Gerhart Barthold, einer der ältesten Grünaer

Gerhart Barthold, einer der ältesten Grünaer, erzählt über sein Leben

„Dr Bäckschmiedbohrer“, wie er scherzhalft genannt wird, ist fast 97 Jahre alt – und so lange lebt er schon in Grüna, wenn man die 4 Jahre als Soldat im Weltkrieg und danach in französischer Gefangenschaft einmal nicht betrachtet. Freiwillig war er die Jahre dort jedenfalls nicht …

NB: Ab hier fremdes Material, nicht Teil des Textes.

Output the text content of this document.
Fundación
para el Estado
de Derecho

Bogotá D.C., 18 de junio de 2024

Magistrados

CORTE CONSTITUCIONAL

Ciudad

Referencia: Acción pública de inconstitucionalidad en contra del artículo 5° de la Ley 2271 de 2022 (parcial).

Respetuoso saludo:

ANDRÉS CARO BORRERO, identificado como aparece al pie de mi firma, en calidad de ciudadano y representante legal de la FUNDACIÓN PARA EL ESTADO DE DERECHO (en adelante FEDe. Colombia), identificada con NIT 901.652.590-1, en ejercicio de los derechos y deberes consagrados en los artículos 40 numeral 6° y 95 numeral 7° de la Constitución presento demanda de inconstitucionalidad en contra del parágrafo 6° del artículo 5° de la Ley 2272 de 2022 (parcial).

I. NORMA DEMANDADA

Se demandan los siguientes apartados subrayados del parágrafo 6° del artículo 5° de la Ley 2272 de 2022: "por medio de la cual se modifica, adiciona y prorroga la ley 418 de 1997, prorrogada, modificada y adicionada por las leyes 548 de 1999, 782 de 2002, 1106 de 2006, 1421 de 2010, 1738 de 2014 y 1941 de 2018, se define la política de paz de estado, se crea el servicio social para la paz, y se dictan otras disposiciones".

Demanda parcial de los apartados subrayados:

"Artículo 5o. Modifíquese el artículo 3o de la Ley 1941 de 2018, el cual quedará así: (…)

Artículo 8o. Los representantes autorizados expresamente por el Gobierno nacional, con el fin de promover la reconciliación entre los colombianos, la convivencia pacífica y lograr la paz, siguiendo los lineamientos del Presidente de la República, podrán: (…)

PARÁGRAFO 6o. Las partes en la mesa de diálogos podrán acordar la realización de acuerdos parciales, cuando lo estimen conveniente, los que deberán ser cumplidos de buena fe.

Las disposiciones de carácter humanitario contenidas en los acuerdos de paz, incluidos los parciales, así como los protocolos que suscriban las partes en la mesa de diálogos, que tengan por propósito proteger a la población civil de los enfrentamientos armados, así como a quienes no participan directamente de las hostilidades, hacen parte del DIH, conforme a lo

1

Und der Name „Bäckschmiedbohrer“ erklärt sich aus seiner Geschichte: Am 16. Mai 2026 wurde er in der Chemnitzer Str. 154 geboren. Jetzt wohnt er 3 Häuser weiter in der Chemnitzer Straße 133a. Er kam in Grüna in die Schule und lernte seinen ersten Beruf in Mittelbach bei einem „Bäck“. Die Umstände ergaben, dass er nach seiner Gefangenschaft noch einmal umschulte, beim Wünsch-Schmied im Nachbarhaus. Da Gerhart aber auch Bäcker war und der Lorenz-Bäcker gleich im Nebenhaus der Schmiede sein Geschäft hatte, hat Gerhart dort auch öfter ausgeholfen. Gerhard ging noch einmal für ¼ Jahr in eine Wüstenbrander Schmiede. Dann war Schluss! Er wurde „Bohrer“, beim VEB Spinn und Zwirn im damaligen Karl-Marx-Stadt. Und dort blieb er 40 Jahre bis zur Rente im Jahr 1990. Da wusste er, wo er hingehört!

 

Gerhart Bartholt als Schulanfänger und als Matrose

Nicht weit herumgekommen? Wir werden sehen!

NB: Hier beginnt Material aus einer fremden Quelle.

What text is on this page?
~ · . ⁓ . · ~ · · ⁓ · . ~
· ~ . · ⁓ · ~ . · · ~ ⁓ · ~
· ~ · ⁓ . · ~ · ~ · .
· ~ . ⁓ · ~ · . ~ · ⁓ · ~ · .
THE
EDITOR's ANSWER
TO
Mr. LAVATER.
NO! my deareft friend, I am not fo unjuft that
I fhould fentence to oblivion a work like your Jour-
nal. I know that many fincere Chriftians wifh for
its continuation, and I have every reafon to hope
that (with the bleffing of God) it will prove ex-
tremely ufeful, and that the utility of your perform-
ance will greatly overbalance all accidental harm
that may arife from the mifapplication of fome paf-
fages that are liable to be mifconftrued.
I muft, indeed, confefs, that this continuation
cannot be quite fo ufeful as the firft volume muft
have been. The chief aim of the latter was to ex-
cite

Da war zunächst der 2 Weltkrieg. Nach einer kurzen Zeit als Bäcker in Mittelbach, kaum 18 Jahre alt, wurde er eigezogen, zur Marine. Weil Deutschland aber fast alle Überwasseraktionen einstellte, ging es an die Front. Aber nicht lange, er wurde verwundet und geriet er in französische Gefangenschaft, in der er fast 4 Jahre verblieb, in der letzten Zeit schon mit weitgehender persönlicher Freiheit. Viele in den 10-er und 20-er Jahren des vorigen Jahrhunderts geborene Männer haben diesen verheerenden Krieg nicht überlebt, so auch Gerharts Bruder Hans.

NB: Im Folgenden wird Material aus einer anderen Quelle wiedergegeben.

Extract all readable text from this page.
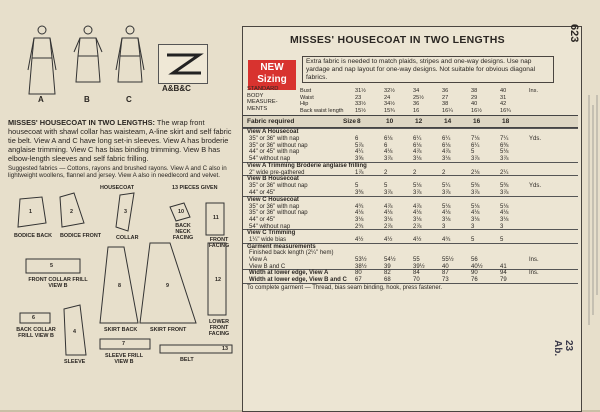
A	B	C
A&B&C
MISSES' HOUSECOAT IN TWO LENGTHS: The wrap front housecoat with shawl collar has waisteam, A-line skirt and self fabric tie belt. View A and C have long set-in sleeves. View A has broderie anglaise trimming. View C has bias binding trimming. View B has elbow-length sleeves and self fabric frilling.
Suggested fabrics — Cottons, rayons and brushed rayons. View A and C also in lightweight woollens, flannel and jersey. View A also in needlecord and velvet.
HOUSECOAT	13 PIECES GIVEN
BODICE BACK BODICE FRONT	COLLAR
BACK NECK FACING	FRONT FACING
FRONT COLLAR FRILL VIEW B
BACK COLLAR FRILL VIEW B
SKIRT BACK SKIRT FRONT
LOWER FRONT FACING
SLEEVE
SLEEVE FRILL VIEW B	BELT
1	2	3	10
11
5
6
8	9
12
4
7
13
MISSES' HOUSECOAT IN TWO LENGTHS
NEW
Sizing
Extra fabric is needed to match plaids, stripes and one-way designs. Use nap yardage and nap layout for one-way designs. Not suitable for obvious diagonal fabrics.
STANDARD
BODY
MEASURE-
MENTS
Bust	31½	32½	34	36	38	40	Ins.
Waist	23	24	25½	27	29	31
Hip	33½	34½	36	38	40	42
Back waist length 15½	15¾	16	16¼	16½	16¾
Fabric required	Size 8	10	12	14	16	18
View A Housecoat
35" or 36" with nap	6	6⅛	6¼	6¼	7⅛	7¼	Yds.
35" or 36" without nap	5⅞	6	6⅛	6⅛	6¼	6⅜
44" or 45" with nap	4¼	4⅛	4⅞	4⅞	5	5⅛
54" without nap	3⅝	3⅞	3⅛	3⅛	3⅞	3⅞
View A Trimming Broderie anglaise frilling
2" wide pre-gathered	1⅞	2	2	2	2⅛	2¼
View B Housecoat
35" or 36" without nap	5	5	5⅛	5¼	5⅜	5⅜	Yds.
44" or 45"	3⅜	3⅞	3⅞	3⅞	3⅞	3⅞
View C Housecoat
35" or 36" with nap	4¾	4⅞	4⅞	5⅛	5⅛	5⅛
35" or 36" without nap	4⅛	4⅛	4⅛	4⅛	4⅛	4⅛
44" or 45"	3⅛	3⅛	3⅛	3⅛	3⅛	3⅛
54" without nap	2¾	2⅞	2⅞	3	3	3
View C Trimming
1¼" wide bias	4½	4½	4½	4¾	5	5
Garment measurements
Finished back length (2¼" hem)
View A	53½	54½	55	55½	56	Ins.
View B and C	38½	39	39½	40	40½	41
Width at lower edge, View A	80	82	84	87	90	94	Ins.
Width at lower edge, View B and C 67	68	70	73	76	79
To complete garment — Thread, bias seam binding, hook, press fastener.
623
23 Ab.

Verheiratet war Gerhart auch. Mit seiner Frau Luise hatte er 4 Kinder, die noch lebenden 3 sorgen ständig für ihn. Und in den Urlauben ging es in die Welt. Reisen nach Österreich, Spanien, Italien, Schweiz, Schottland, Polen, Russland, 2 Schiffsreisen – das sind nur einige seiner Erlebnisse.

Aber auch Schicksalsschläge blieben nicht aus. 1994 musste er sich von seiner Frau verabschieden. 39 Jahre waren sie verheiratet, als sie starb. Und genauso schlimm war der Tod seine Sohnes Steffen, der mit 27 Jahren tödlich verunglückte (wir haben gespürt, wie es noch heute weh tut, als das Gespräch auf seine Familie kam).

Gerhart mit Sohn, Schwiegertochter und Enkel

Nach dem Tod der Ehefrau hatte Gerhart noch eine Partnerin. Zusammen gezogen sind sie nicht, aber Gerhart hat sie täglich besucht, solange es noch ging zu Fuß. Auch im Pflegeheim. Dann halfen Kinder und Schwiegerkinder mit dem Fahren. Aber auch diese Partnerin ist jetzt mit 93 Jahren verstorben.

An eines denkt Gerhart noch voller Stolz zurück. Das ist der Sport. Schon als 10-Jähriger spielte er Fußball, nach der französischen Gefangenschaft dann aktiv in der Männermannschaft, unter den Trainern Weggel-Gust und Unger-Brun spielte er mit der Grünaer Mannschaft in der Bezirksliga, damals die vierthöchste Liga der DDR. Noch mit 65 Jahren spielte er in der Alte-Herren-Mannschaft.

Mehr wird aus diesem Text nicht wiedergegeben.